In summary, even after making the fix we still have code that validates 100 rows cleanly, then uses stack traces/exceptions to abort import if any other row is invalid.
Thoughts - @antares1470 & @arcturus2
@serpens24 It would seem, as you've identified, that the main source of the problem is that only the preview rows are being validated. This would be ok if the preview being validated implied the whole file was validated, but clearly that isn't the case. Therefore I think as you've alluded to, we either have the validate the whole file, or remove validation all together. The answer to that one will depend on whether performance or reliability is considered more important.
I think I lean towards options 3 or 4 from your suggestions but which one to go with will likely depend on being able to answer the above question. If we went with 3, you'd want to investigate how significant the performance decrease is (especially on larger files). If we went with 4, I would guess there isn't much point in keeping the validation besides being able to inform users before the import starts that not everything will be imported (which may not actually be a bad thing from a UX perspective)

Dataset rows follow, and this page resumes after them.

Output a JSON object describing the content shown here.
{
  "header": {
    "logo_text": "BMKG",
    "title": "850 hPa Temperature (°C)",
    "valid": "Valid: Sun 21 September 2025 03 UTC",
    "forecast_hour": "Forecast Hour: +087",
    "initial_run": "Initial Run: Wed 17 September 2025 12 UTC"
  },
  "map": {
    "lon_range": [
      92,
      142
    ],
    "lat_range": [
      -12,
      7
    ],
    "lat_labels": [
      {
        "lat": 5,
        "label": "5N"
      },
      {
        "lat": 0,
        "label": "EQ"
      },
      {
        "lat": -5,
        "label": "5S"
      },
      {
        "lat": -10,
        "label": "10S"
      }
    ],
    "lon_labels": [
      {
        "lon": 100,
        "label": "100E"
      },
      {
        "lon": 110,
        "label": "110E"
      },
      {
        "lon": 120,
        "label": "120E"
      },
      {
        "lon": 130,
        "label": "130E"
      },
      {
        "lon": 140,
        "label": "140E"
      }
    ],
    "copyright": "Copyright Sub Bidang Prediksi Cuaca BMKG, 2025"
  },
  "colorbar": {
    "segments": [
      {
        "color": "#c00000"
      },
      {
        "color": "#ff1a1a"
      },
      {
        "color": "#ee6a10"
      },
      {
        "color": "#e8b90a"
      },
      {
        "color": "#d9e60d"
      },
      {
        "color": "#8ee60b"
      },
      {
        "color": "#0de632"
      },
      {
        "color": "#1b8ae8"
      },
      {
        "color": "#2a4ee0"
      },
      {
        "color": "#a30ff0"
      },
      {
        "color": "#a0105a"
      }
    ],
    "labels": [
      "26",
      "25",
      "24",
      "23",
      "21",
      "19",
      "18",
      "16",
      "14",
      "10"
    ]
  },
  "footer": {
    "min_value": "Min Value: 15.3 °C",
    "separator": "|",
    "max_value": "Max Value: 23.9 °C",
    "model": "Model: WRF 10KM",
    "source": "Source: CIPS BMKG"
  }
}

I agree with you, I am leaning towards 4, which would allow uswrs to decide if they want to fail the import or just import valid rows... I will probably foreward this ticket to @spica198 to take forward and will walk through it, given I'll be working on other stuff.

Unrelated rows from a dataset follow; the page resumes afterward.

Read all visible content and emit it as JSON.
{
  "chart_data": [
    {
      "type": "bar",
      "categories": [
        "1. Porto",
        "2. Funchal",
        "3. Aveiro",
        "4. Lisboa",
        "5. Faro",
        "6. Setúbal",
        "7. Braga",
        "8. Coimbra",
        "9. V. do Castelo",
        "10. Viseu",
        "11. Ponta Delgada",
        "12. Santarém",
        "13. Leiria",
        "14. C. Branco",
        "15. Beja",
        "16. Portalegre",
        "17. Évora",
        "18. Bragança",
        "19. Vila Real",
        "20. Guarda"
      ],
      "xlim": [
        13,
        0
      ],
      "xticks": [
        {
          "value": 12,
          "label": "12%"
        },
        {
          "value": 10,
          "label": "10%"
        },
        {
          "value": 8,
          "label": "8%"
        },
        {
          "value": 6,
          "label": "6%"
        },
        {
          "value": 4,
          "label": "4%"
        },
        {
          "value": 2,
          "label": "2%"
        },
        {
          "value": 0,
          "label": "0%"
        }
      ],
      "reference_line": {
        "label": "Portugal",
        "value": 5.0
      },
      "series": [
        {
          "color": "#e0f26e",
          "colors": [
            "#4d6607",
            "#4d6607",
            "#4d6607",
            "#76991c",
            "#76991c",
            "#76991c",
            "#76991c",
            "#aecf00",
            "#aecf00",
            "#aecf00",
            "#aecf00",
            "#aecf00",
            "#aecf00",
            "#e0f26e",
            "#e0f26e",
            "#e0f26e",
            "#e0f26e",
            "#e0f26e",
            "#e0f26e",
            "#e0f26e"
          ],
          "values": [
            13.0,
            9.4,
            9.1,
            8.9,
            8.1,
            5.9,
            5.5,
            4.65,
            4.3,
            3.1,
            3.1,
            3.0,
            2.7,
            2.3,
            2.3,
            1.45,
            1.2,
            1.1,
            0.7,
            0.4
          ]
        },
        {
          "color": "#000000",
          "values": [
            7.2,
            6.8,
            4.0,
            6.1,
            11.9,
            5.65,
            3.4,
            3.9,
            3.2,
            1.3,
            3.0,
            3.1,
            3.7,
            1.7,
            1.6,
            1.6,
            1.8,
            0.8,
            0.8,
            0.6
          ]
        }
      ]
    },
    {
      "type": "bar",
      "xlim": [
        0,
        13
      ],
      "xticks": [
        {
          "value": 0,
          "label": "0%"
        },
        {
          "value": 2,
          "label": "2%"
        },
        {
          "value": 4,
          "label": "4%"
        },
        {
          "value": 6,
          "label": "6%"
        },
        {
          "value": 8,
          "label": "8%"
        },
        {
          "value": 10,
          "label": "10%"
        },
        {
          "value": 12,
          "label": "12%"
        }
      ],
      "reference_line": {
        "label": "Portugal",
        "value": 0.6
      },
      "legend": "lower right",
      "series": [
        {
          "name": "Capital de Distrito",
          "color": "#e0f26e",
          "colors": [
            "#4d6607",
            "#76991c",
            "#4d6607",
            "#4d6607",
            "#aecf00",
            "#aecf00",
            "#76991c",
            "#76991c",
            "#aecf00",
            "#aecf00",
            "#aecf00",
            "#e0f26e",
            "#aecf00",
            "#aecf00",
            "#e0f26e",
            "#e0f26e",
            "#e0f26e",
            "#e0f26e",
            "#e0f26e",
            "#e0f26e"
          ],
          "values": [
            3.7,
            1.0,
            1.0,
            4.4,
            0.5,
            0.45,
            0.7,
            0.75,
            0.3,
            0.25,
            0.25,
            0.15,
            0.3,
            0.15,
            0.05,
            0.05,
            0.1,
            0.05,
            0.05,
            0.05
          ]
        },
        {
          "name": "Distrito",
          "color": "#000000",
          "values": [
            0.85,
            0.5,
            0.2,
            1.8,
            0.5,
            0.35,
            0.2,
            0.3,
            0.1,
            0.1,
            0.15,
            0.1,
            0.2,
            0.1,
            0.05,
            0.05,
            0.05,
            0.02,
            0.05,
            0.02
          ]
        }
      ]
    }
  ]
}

option 4 I think is good for the reason you describe @serpens24. There are a couple of things I have thought of though regarding implementation that should be considered:
-
When implementing option 2, it's important to be smart about how you log/highlight invalid rows. If you log/highlight each individual row that failed to import this will be fine with a small file but with a large file (say a million rows), you could potentially crash the application if they all fail to import
-
It's worth noting that options 1 and 2 won't just handle things differently after pressing Import, the UI itself may also need to behave differently per option. Currently the UI is designed for option 1. Namely if you try and apply a datetime formatter onto a column of data that doesn't match that format, the UI doesn't allow you to apply the attribute to that column at all. For option 2 though, this would need to change as you need to be able to apply the attribute regardless of whether errors are detected (since you still want to be able to import valid rows). While the option 2 workflow would still work with option 1, the changes that have been made to current workflow were to improve UX (cause if the import is going to fail anyway, better to not allow the user to apply a mapping guaranteed to fail in the first place rather than telling them after trying to import) so ideally, you'd want to keep the current workflow for option 1, and then change it for option 2. I don't know how easy that would be to do though
Thank you @spica198 for making the improvements here, they are great. I have been trying this out with lots of my files that have date issues and they can be skipped over and imported which is handy as I don't need to correct the original rows in the dataset.
I've raised an issue for the Runtime error that is being displayed when you don't select to Skip the invalid rows as it would be good if this error was captured and not presented to the end users. Not sure how easy that is to fix.
As an enhancement it would be great to adjust the wording on the message pop up just to make it a bit clearer the number refers to the count of the rows and not the row number with the issue.
I have also noticed the Excel date time formatter is not working anymore which I have made a new issue for.